Archiv


Straßenpflaster mit Öko-Lunge

Technik. - Italienische Ingenieure entwickelten einen so genannten katalytischen Asphalt, der Autoabgase absorbiert. Das Umwelt-Pflaster stößt international auf Interesse und wird bereit in Shanghai und Peking eingesetzt, nur in seiner Heimat scheint man skeptisch.

Von Thomas Migge |
    Mailand hält einen einmaligen Rekord. In keiner anderen Großstadt Italiens und Europas herrscht fast Dauersmog. Fast jeden Tag liegen die Ozonwerte über den gesetzlich zugelassenen 180 Mikrogramm pro Kubikmeter Luft. Mit schlimmen Folgen für die Gesundheit der Mailänder. Aber auch in Rom und Neapel herrscht jedes Jahr wochenlang Smog. Auf jeden dritten Italiener kommt ein PKW. Ein Trend, der sich so schnell nicht ändern wird. Was tun? Claudio Terruzzi hat eine Idee, wie sich in die in smogverseuchten Metropolen der Luftverschmutzung eindämmen lässt. Das Zauberwort heißt Fotokatalyse, erklärt Nino Mantucci vom staatlichen Wissenschaftsinstitut für Luftverschmutzung in Rom:

    "Wir haben wichtige Erfahrungen mit der Fotokatalyse gewonnen: die fotokatalytische Selbstreinigung von entsprechend beschichteten Oberflächen funktioniert tatsächlich.

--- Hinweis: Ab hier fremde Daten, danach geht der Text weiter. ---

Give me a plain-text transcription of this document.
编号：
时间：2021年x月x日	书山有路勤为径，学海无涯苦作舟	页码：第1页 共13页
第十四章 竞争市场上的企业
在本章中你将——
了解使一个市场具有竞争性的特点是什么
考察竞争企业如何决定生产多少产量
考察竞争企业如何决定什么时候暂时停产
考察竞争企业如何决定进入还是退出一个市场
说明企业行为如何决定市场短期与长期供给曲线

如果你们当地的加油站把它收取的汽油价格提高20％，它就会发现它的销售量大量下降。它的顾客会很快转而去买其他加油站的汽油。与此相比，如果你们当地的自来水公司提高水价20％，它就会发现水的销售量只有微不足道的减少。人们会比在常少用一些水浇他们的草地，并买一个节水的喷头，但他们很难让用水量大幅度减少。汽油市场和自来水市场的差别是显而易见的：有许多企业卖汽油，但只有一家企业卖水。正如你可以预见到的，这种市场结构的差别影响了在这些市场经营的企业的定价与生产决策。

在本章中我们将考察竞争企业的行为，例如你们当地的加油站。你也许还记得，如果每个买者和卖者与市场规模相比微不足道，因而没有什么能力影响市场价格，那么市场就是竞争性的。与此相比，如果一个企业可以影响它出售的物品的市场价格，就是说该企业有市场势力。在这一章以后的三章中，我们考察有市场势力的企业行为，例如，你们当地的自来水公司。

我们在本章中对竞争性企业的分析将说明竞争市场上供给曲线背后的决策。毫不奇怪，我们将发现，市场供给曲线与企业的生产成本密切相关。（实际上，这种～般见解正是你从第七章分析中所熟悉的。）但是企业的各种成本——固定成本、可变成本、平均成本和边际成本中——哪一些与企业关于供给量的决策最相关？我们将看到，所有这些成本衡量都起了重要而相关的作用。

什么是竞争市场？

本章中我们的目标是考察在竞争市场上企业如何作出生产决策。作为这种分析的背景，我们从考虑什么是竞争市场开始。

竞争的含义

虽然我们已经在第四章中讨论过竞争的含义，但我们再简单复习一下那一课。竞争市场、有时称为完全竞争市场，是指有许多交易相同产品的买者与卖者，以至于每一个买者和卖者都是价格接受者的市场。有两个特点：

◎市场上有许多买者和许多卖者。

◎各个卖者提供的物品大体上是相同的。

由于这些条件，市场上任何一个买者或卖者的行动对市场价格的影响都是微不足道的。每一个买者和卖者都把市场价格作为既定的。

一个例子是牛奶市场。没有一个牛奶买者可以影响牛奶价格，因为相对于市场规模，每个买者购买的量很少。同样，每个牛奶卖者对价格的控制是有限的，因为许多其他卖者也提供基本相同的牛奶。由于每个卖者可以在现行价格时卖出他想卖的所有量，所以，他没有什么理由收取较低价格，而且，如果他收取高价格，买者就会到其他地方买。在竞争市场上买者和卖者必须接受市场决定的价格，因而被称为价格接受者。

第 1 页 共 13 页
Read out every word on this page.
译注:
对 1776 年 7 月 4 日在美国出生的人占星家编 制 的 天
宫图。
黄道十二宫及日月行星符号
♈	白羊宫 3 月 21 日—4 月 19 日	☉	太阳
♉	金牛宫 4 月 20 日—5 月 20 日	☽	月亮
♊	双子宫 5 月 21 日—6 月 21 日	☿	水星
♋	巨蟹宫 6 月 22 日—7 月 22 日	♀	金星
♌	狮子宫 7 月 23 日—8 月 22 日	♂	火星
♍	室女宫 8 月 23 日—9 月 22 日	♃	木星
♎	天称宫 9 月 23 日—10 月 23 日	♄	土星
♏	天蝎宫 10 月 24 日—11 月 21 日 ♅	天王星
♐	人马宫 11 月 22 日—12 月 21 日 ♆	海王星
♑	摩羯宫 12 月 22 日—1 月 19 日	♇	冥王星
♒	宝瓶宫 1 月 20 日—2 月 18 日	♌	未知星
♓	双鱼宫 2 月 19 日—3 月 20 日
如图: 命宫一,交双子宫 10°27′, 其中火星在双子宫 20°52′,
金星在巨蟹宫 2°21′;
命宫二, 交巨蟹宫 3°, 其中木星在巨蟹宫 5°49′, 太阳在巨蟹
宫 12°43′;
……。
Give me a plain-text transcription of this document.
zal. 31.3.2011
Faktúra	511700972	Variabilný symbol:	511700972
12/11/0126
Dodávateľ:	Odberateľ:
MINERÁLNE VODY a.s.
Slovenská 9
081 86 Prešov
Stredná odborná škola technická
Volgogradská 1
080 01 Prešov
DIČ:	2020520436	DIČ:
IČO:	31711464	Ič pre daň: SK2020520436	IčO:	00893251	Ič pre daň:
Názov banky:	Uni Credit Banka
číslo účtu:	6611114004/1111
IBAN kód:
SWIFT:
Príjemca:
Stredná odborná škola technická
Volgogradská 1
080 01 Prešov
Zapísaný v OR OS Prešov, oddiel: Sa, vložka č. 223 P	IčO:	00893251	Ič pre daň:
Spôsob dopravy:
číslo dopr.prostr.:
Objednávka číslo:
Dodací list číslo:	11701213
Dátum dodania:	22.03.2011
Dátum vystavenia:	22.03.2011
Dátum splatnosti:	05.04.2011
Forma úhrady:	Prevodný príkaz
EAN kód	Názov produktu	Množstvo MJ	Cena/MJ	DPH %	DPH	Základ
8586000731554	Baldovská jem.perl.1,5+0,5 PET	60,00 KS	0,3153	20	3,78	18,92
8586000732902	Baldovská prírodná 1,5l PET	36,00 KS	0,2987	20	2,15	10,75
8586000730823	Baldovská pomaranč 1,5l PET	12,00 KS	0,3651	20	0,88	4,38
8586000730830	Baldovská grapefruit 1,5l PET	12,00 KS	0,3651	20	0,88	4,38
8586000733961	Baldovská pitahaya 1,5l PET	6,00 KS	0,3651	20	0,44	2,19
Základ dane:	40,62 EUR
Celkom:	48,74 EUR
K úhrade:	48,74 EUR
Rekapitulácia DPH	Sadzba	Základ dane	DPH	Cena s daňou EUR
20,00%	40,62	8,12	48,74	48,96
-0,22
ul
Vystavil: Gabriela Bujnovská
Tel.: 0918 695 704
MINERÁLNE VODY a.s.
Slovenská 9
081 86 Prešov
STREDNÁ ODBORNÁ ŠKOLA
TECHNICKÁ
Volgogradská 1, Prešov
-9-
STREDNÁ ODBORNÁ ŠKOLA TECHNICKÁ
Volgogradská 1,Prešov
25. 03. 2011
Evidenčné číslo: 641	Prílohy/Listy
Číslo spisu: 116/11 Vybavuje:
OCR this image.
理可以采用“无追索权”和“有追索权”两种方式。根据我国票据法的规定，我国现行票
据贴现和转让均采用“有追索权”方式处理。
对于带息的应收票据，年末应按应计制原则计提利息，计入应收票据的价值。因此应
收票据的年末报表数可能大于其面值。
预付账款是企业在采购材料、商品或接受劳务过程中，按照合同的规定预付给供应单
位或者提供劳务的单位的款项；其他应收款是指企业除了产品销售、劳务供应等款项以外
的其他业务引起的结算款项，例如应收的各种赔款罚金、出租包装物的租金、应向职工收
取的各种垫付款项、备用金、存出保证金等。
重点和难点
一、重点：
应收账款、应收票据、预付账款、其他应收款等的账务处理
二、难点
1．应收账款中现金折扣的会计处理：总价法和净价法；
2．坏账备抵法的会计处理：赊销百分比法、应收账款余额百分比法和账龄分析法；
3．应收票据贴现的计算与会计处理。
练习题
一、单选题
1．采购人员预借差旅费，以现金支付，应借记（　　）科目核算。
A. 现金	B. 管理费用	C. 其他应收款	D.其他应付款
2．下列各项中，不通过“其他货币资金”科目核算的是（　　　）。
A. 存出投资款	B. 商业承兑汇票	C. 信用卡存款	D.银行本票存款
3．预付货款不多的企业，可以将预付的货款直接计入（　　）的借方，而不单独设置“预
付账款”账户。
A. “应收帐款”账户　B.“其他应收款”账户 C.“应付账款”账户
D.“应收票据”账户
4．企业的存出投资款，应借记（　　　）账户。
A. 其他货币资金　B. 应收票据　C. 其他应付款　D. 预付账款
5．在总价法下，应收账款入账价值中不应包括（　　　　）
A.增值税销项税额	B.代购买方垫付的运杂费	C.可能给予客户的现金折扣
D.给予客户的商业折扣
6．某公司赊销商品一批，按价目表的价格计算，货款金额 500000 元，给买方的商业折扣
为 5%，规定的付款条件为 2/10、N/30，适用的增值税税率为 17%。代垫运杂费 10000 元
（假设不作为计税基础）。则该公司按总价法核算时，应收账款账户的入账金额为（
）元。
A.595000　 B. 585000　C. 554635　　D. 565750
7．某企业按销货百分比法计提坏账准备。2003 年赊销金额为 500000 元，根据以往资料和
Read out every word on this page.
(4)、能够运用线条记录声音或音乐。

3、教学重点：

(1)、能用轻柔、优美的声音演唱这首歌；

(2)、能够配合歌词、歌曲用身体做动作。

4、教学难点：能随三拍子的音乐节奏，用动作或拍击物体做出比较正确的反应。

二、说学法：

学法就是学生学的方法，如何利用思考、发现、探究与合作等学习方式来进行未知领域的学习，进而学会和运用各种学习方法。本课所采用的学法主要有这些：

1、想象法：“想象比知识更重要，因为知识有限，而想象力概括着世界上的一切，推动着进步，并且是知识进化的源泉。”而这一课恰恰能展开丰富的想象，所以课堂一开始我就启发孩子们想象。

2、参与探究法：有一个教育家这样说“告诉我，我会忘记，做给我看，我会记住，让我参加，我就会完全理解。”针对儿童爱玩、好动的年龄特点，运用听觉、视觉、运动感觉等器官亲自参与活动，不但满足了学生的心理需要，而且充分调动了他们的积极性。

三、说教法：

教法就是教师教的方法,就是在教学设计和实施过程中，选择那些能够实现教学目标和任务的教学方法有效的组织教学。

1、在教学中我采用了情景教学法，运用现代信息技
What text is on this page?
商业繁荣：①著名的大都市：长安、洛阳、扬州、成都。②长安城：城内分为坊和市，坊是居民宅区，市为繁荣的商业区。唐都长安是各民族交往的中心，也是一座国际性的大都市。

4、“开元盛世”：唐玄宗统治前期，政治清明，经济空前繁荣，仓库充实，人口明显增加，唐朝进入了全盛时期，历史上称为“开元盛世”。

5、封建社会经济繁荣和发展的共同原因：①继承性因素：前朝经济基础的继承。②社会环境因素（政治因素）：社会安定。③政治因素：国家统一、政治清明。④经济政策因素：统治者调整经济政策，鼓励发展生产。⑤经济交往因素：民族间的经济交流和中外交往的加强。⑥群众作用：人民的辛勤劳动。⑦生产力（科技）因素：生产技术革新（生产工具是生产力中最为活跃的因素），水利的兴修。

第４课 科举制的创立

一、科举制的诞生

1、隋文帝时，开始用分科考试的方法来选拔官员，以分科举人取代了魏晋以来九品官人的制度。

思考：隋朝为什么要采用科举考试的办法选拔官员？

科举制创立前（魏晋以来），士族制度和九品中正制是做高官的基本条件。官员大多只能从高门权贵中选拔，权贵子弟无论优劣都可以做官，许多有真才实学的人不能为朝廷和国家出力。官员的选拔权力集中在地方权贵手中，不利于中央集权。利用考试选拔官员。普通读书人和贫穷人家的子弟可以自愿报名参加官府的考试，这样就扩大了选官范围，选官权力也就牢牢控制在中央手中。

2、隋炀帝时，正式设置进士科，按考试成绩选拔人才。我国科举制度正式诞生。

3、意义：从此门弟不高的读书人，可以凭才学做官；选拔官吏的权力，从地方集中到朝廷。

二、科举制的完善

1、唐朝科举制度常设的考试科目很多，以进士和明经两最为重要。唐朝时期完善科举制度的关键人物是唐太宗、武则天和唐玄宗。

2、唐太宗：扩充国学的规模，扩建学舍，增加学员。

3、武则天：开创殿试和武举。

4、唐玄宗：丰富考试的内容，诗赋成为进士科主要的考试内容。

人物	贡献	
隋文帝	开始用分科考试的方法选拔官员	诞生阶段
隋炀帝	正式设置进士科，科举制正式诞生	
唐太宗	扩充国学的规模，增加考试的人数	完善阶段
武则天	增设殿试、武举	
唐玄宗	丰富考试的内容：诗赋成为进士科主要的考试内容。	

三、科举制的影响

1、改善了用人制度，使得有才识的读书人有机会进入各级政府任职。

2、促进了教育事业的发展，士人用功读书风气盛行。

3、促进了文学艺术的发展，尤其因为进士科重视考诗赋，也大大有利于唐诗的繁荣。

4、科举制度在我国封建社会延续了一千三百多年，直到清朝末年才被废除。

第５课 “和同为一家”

Der von Ingenieur Terruzzi in seinem Unternehmen erfundene fotokatalytische Asphalt zersetzt Feinstaub und macht ihn für die menschliche Gesundheit unschädlich."

    Der von dem Mailänder Ingenieur Terruzzi entwickelte und vom CNR getestete katalytische Asphalt sieht aus wie ein ganz normaler Straßenbelag. Dieser Asphalt ist mit Mörtel bestrichen worden, einem patentierten Material. Terruzzi mischte dem Mörtel Quarzpartikel und andere fotokatalytische Substanzen bei. Diesen strich er als zwei Millimeter dicken Film auf den Asphalt. Nino Mantucci:

    "Das führt dazu, dass eine fotokatalytische Reaktion angestoßen wird. Bei Licht und Luft wird auf der fotokatalytischen Oberfläche des Asphaltmörtels ein oxidativer Prozess angestoßen. Organische und anorganische Substanzen werden zunächst transformiert und dann zersetzt."

    Durch die fotokatalytische Reaktion werden auch Stickoxide, Polykondensate, sowie Benzole, Kohlenmonoxid und andere Verbindungen aufgelöst und unschädlich gemacht. Dieser Transformationsprozess verwandelt die giftigen Substanzen - auf den Straßen sind es vor allem die Autoabgase - in Natriumnitrat, Natriumkarbonat und Kalk. In Substanzen also, die für die menschliche Gesundheit ungefährlich sind. Das nationale Wissenschaftsinstitut CNR testete auf mehreren stark befahrenen Versuchsstraßen den in Mailand entwickelten katalytischen Asphaltbelag. Diese mehrere Wochen dauernden Tests ergaben, dass die Autoabgase in direkter Nähe des Asphalts zersetzt werden - zu nahezu hundert Prozent. Problematisch wird es allerdings, wenn Wind herrscht: dann werden die Autoabgase verweht und die katalytische Reaktion kann nur zum Teil in Gang gesetzt werden - ist sie doch an die Nähe zum katalytischen Mörtel gebunden. Die halbstaatlichen Autobahngesellschaften Italiens haben ebenfalls Tests durchgeführt. An den Mautstellen kommt es immer zu langen Staus. Die Italiener stellen ihre Wagenmotoren so gut wie nie ab. So kommt es regelmäßig zu hohen Luftverschmutzungswerten. In der Nähe von Mailand wurde der Asphalt vor einigen der Autobahnausgänge mit dem katalytischen Asphalt bestrichen. Die Luftverschmutzungswerte sanken um mehr als 60 Prozent - allerdings nur an den windstillen Tagen.